I'm having a tough few weeks, emotionally, because soon I'll be off on my first holiday for 10 years, and to me, abroad is another planet. I must leave my home, daughter and dog, and even more harrowing, buy a new swimming costume. Mine has rotted. I'm not expecting a fun outing, it's just one of those things one has to grit one's teeth and do. You keep calm, find some in your size, go into the changing room, take all your clothes off and try them on surrounded by giant mirrors. That's the bit I don't like. I never have. "You are uptight," some chap sneered at me in the 60s. But now I'm more down-loose, and old age is glaring back at me. I don't have to see it at home: I just avoid mirrors. But here, in the wrestling in a shop cubicle, I have to face it.

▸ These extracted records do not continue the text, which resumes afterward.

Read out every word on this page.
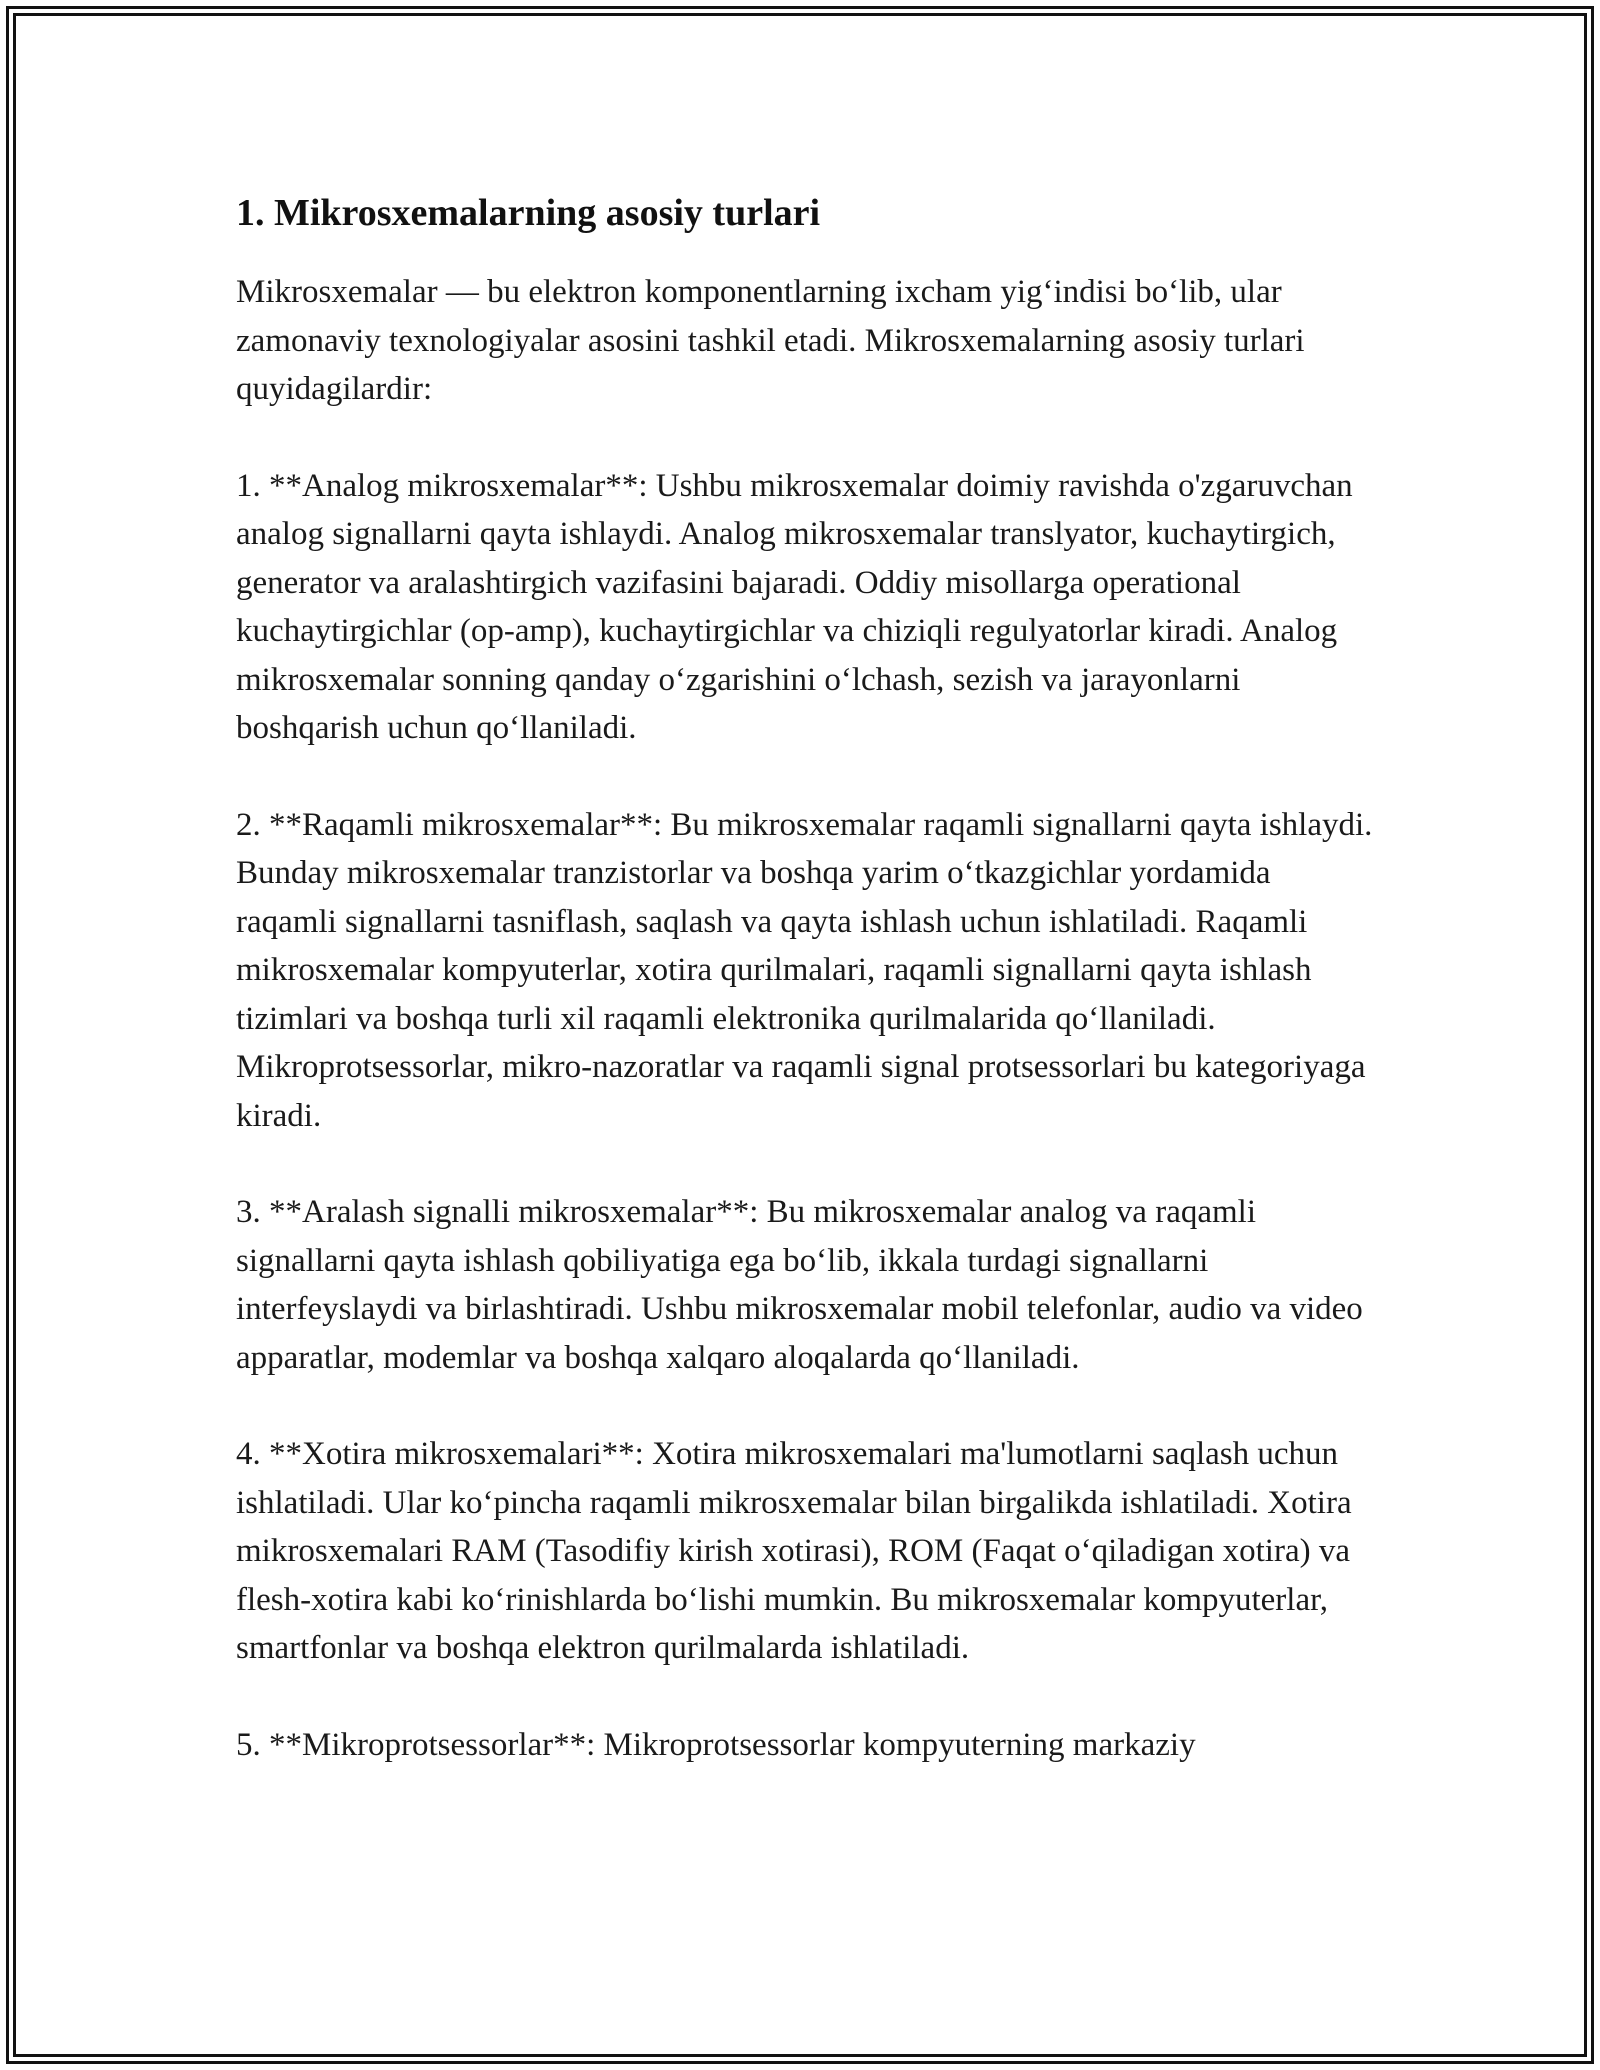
1. Mikrosxemalarning asosiy turlari

Mikrosxemalar — bu elektron komponentlarning ixcham yig‘indisi bo‘lib, ular zamonaviy texnologiyalar asosini tashkil etadi. Mikrosxemalarning asosiy turlari quyidagilardir:

1. **Analog mikrosxemalar**: Ushbu mikrosxemalar doimiy ravishda o'zgaruvchan analog signallarni qayta ishlaydi. Analog mikrosxemalar translyator, kuchaytirgich, generator va aralashtirgich vazifasini bajaradi. Oddiy misollarga operational kuchaytirgichlar (op-amp), kuchaytirgichlar va chiziqli regulyatorlar kiradi. Analog mikrosxemalar sonning qanday o‘zgarishini o‘lchash, sezish va jarayonlarni boshqarish uchun qo‘llaniladi.

2. **Raqamli mikrosxemalar**: Bu mikrosxemalar raqamli signallarni qayta ishlaydi. Bunday mikrosxemalar tranzistorlar va boshqa yarim o‘tkazgichlar yordamida raqamli signallarni tasniflash, saqlash va qayta ishlash uchun ishlatiladi. Raqamli mikrosxemalar kompyuterlar, xotira qurilmalari, raqamli signallarni qayta ishlash tizimlari va boshqa turli xil raqamli elektronika qurilmalarida qo‘llaniladi. Mikroprotsessorlar, mikro-nazoratlar va raqamli signal protsessorlari bu kategoriyaga kiradi.

3. **Aralash signalli mikrosxemalar**: Bu mikrosxemalar analog va raqamli signallarni qayta ishlash qobiliyatiga ega bo‘lib, ikkala turdagi signallarni interfeyslaydi va birlashtiradi. Ushbu mikrosxemalar mobil telefonlar, audio va video apparatlar, modemlar va boshqa xalqaro aloqalarda qo‘llaniladi.

4. **Xotira mikrosxemalari**: Xotira mikrosxemalari ma'lumotlarni saqlash uchun ishlatiladi. Ular ko‘pincha raqamli mikrosxemalar bilan birgalikda ishlatiladi. Xotira mikrosxemalari RAM (Tasodifiy kirish xotirasi), ROM (Faqat o‘qiladigan xotira) va flesh-xotira kabi ko‘rinishlarda bo‘lishi mumkin. Bu mikrosxemalar kompyuterlar, smartfonlar va boshqa elektron qurilmalarda ishlatiladi.

5. **Mikroprotsessorlar**: Mikroprotsessorlar kompyuterning markaziy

Years ago, Rosemary had harshly pointed out my curtains. We were driving along in the car on a sunny day, when she spotted them waving in the breeze from my upper arms. This is the trouble with being fairly thin, rather than Rubenesque, like Rosemary. I am now swathed everywhere in pale, mole-spattered curtains, which flow over the tight edges of Lycra, or are squashed into chest pancakes beneath it. Rosemary bought a costume last week, easily. "My body's not as bad as yours. I've got no curtains," she bragged again, "and at least I didn't have to look at my face." Which I suppose makes us quits. But we all have our particular areas of concern. Mavis, having a rather large bottom, found, a couple of decades ago, that the costume elastic cut her bum into two, creating four buttocks. I daren't ask how many she has now.
Fielding has changed from Speedos to baggy long things, with pockets, and now he can no longer scythe through the water. "Everything's about death at our age," says he drearily. "But I take the bugger-it approach. It's all you can do. Anyway, you're quite lucky to be going on hols aged 191." So I am.